Adapted from my blog post “Re-finding the wonder” originally published on the Mums in Cyprus website in September 2016
Parenting young children often leads to a loss of self for many parents. I know, because it happened to me. This is how I managed to re-find the wonder in my life and in the process, rediscover my sense of self.
Loss of Wonder
Last year my husband started a family tradition of writing wishes for the New Year that we would each pull out of a hat. The little wish that I drew, folded neatly at the bottom of the pile, read: “Wonderment”
My husband looked over my shoulder and whispered:
“I was hoping that you’d get that one – you’re in need of a little of that in your life!”
At first, I was angry with him. Then, embarrassed. And then struck by a terrible sadness as the realisation dawned on me that this was true.
I wasn’t aware of when it happened or how long it had taken, but in recent years I had become jaded, negative, and dullened.
I no longer gasped at nature’s wonders or the things that have always made me stop and stare in awe. I had lost my sense of connectedness with place and with the people around me. And ultimately, if I was being honest, with myself.
And so cautiously, with baby steps, I started to change how I looked at the world. I picked up my camera again and began to concentrate on the little things that had always caught my attention; a snail trail on the road under my feet on the morning walk to school, that rusty nail stuck out of the fence post in my neighbour’s yard. A pile of battered and discarded flyers blowing in the wind, and other random objects I discovered on my walks.
Slowly, the wonder began to come back. And much to my surprise (though it seems so obvious now), the more that I looked, the more easily I found inspiration in everything around me.
Finding Your Inspiration
This turning point in my current adult life by no means resolved all the issues that I’d been struggling with since becoming a parent.
Those negative issues that can affect all new parents and especially afflict stay-at-home mums; the exhaustion, oh – the constant exhaustion! The boredom. The ground-hog-day feeling of doing the same tasks over and over and OVER again. The frustrations that accompany being with little people 24 hours a day. But most importantly, the loss of our sense of self.

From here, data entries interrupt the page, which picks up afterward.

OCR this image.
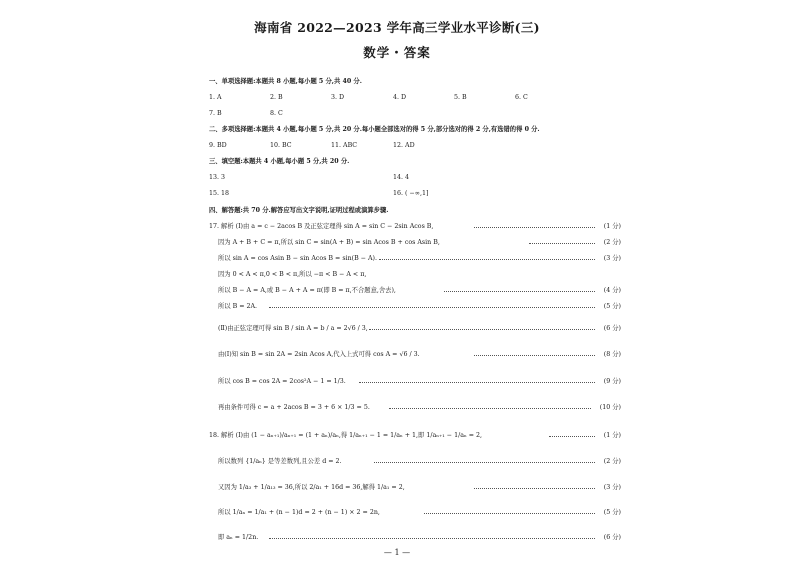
海南省 2022—2023 学年高三学业水平诊断(三)
数学・答案
一、单项选择题:本题共 8 小题,每小题 5 分,共 40 分.
1. A	2. B	3. D	4. D	5. B	6. C
7. B	8. C
二、多项选择题:本题共 4 小题,每小题 5 分,共 20 分.每小题全部选对的得 5 分,部分选对的得 2 分,有选错的得 0 分.
9. BD	10. BC	11. ABC	12. AD
三、填空题:本题共 4 小题,每小题 5 分,共 20 分.
13. 3	14. 4
15. 18	16. ( −∞,1]
四、解答题:共 70 分.解答应写出文字说明,证明过程或演算步骤.
17. 解析 (Ⅰ)由 a = c − 2acos B 及正弦定理得 sin A = sin C − 2sin Acos B,	(1 分)
因为 A + B + C = π,所以 sin C = sin(A + B) = sin Acos B + cos Asin B,	(2 分)
所以 sin A = cos Asin B − sin Acos B = sin(B − A).	(3 分)
因为 0 < A < π,0 < B < π,所以 −π < B − A < π,
所以 B − A = A,或 B − A + A = π(即 B = π,不合题意,舍去),	(4 分)
所以 B = 2A.	(5 分)
(Ⅱ)由正弦定理可得 sin B / sin A = b / a = 2√6 / 3,	(6 分)
由(Ⅰ)知 sin B = sin 2A = 2sin Acos A,代入上式可得 cos A = √6 / 3.	(8 分)
所以 cos B = cos 2A = 2cos²A − 1 = 1/3.	(9 分)
再由条件可得 c = a + 2acos B = 3 + 6 × 1/3 = 5.	(10 分)
18. 解析 (Ⅰ)由 (1 − aₙ₊₁)/aₙ₊₁ = (1 + aₙ)/aₙ,得 1/aₙ₊₁ − 1 = 1/aₙ + 1,即 1/aₙ₊₁ − 1/aₙ = 2,	(1 分)
所以数列 {1/aₙ} 是等差数列,且公差 d = 2.	(2 分)
又因为 1/a₃ + 1/a₁₃ = 36,所以 2/a₁ + 16d = 36,解得 1/a₁ = 2,	(3 分)
所以 1/aₙ = 1/a₁ + (n − 1)d = 2 + (n − 1) × 2 = 2n,	(5 分)
即 aₙ = 1/2n.	(6 分)
— 1 —
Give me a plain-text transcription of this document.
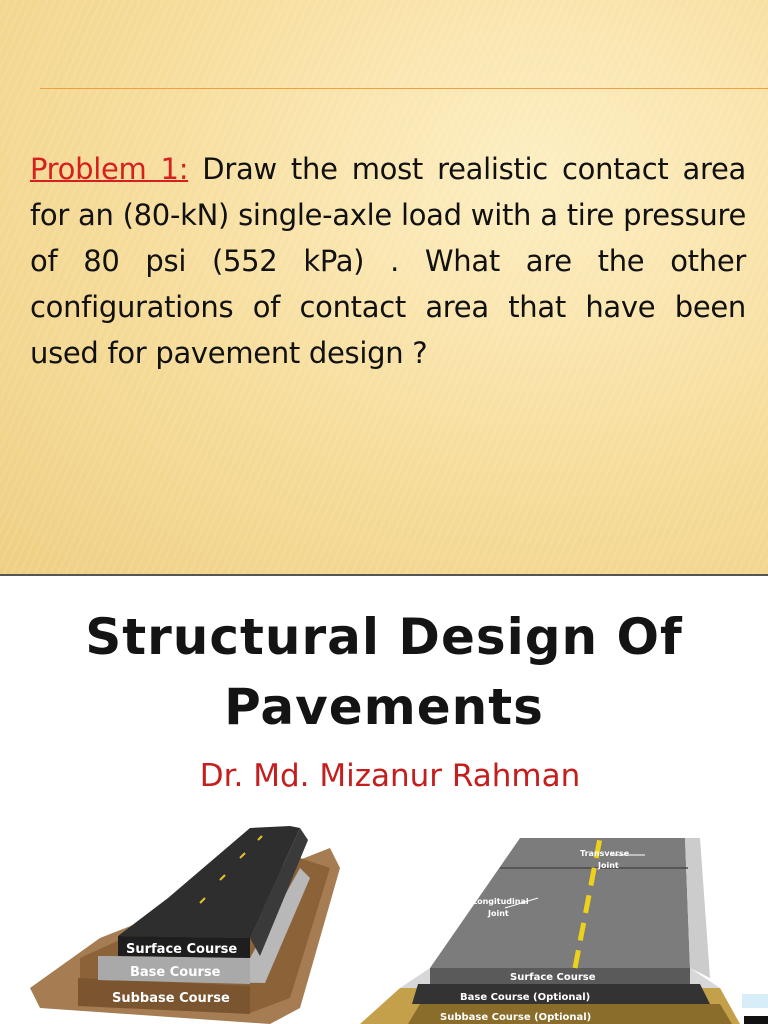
Problem 1: Draw the most realistic contact area for an (80-kN) single-axle load with a tire pressure of 80 psi (552 kPa) . What are the other configurations of contact area that have been used for pavement design ?
Structural Design Of
Pavements
Dr. Md. Mizanur Rahman
Surface Course
Base Course
Subbase Course
Transverse
Joint
Longitudinal
Joint
Surface Course
Base Course (Optional)
Subbase Course (Optional)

But it did start to relieve some of that monotony… to scratch off the world-weary lens through which I’d been viewing the world. And it did make me actively seek out the beauty in the mundane.
And in the process of doing this, in re-finding the wonder, I started to find that side of myself that had been lost under all the responsibilities and worries that had been piled up over the years and were weighing me down.
It’s so easy to feel overwhelmed by parenting
The endless list of things we are supposed to achieve in our adult days – whether it is at home or work, or both – can overwhelm us. It’s so easy when caring for our children, partners and in some cases, our extended family, to leave little room for ourselves.
We can get so caught up in our daily routine, in the drudgery of the everyday.
It’s all too easy to fall into the trap of using every ounce of our energy to just get through a day that we don’t leave space for the magic, nor time enough to notice those special little things out of the ordinary.
In not allowing wonder to wash over us at moments throughout the day, we can also prevent our kids from finding it in their own lives. Such a precious and yet simple gift we can give our children – the ability to see the beauty in things and to appreciate that which cannot be bought. To truly see the world around them and everything that inhabits it.
Children have an instinctive sense of wonder
A natural sense of joy, of curiosity in everything. The ability to engage themselves fully in that present moment.
All these traits are drummed out of them in the process of growing up. The ability to stop and stare, to want to leave the path and explore the unknown trail. To get caught up for hours in playing with pebbles and a plastic cup. To immerse themselves in discovery.
I have to remind myself daily that I should allow my children the space and the time to do this. To really encourage it, while they still have the time. Time, before their days get filled up with extra lessons and homework, exams, and routines.
I had to remind myself to let them jump in that muddy puddle or climb that tree. To stop to lift a snail off the path, or to study a beetle crawling on the floor. To interrupt me to tell me all about that amazing thing they just saw, and to drag me over to show me.
We have to master the art of slowing down and appreciating the moment
We, as adults, have to work hard at cutting out all the ugliness and seeing the beauty around us. To pause long enough to notice the little details of each day that make them different from the ones that came before. And the ones that will follow (my husband’s words there, not mine).
We must work that little bit harder at connecting with place, with others, and more importantly – with ourselves.
And so, every day, I am trying to take a moment to pause, to slow down, and to capture that little bit of wonder in the world around me before it whooshes past me in that all-too-quickly-passing moment and is lost. Just too as our children will grow up all too quickly… before we’ve even had a chance to catch our breath.